Later, however, he writes, “we know from the second law of thermodynamics that all complexity, all life, all laughter, all sorrow, is hell-bent on leveling itself out into cold nothingness in the end. They – and we – can never be more than temporary, local buckings of the great universal slide into the abyss of uniformity” (29). So is science a good source of encouragement and awe, or for despair and nihilism? Dawkins’ universe is one in which humans are animals presently evolving and battling it out until the time when the “sun will engulf the earth” (29). I’m not so sure that Dawkins has made his case that science replaces religion’s sense of wonder and awe. Assume for a moment that an absolute person designed and created the ant’s brain with all of its minute detail; assume for a moment that a loving God made the crab nebula and the planets and stars in all their vast array! Which is more awe-inspiring, the creation or the creator?
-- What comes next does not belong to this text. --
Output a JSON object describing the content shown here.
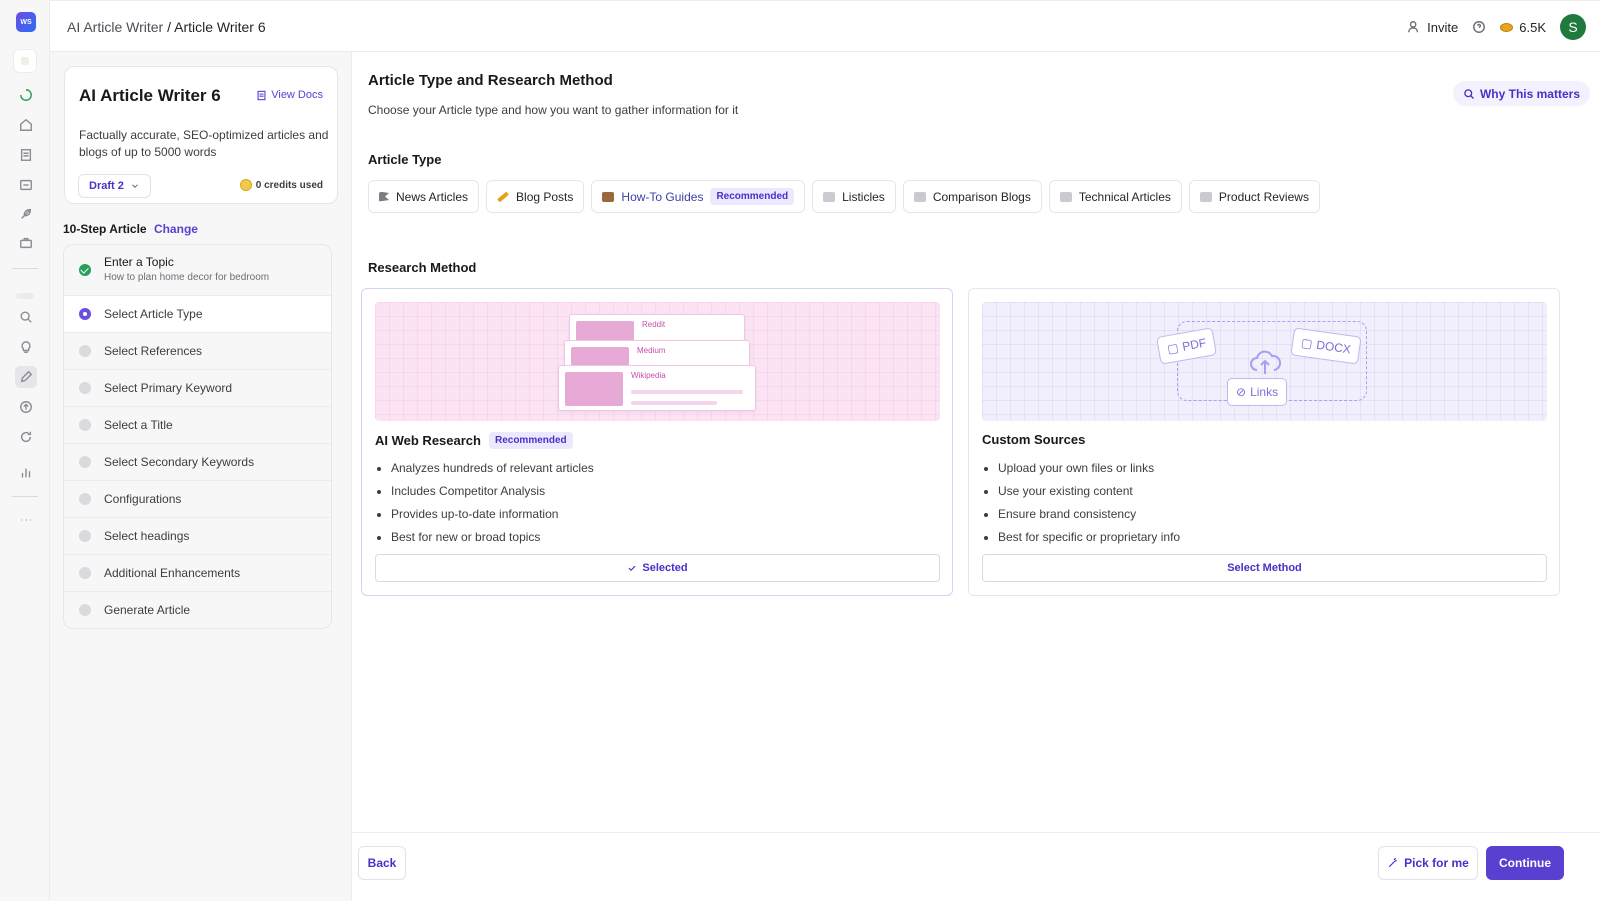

I’m not giving an argument for God’s existence, here, only that given his existence as creator, he is more awesome than the creation.
I would do well at this point to break away and leave Dawkins in the morass of his purely contingent universe in which not even logic, science, and morality make any sense. For all of his huff and puff against faith, Dawkins lives in a drafty house of pure scientism that he has sealed up with faith — faith in logic, of whose foundations he can give no account, faith in induction, upon which he builds science, and faith in the evolving human brain and the evolving human society to more often produce Martin Luther Kings than John Wayne Gacys.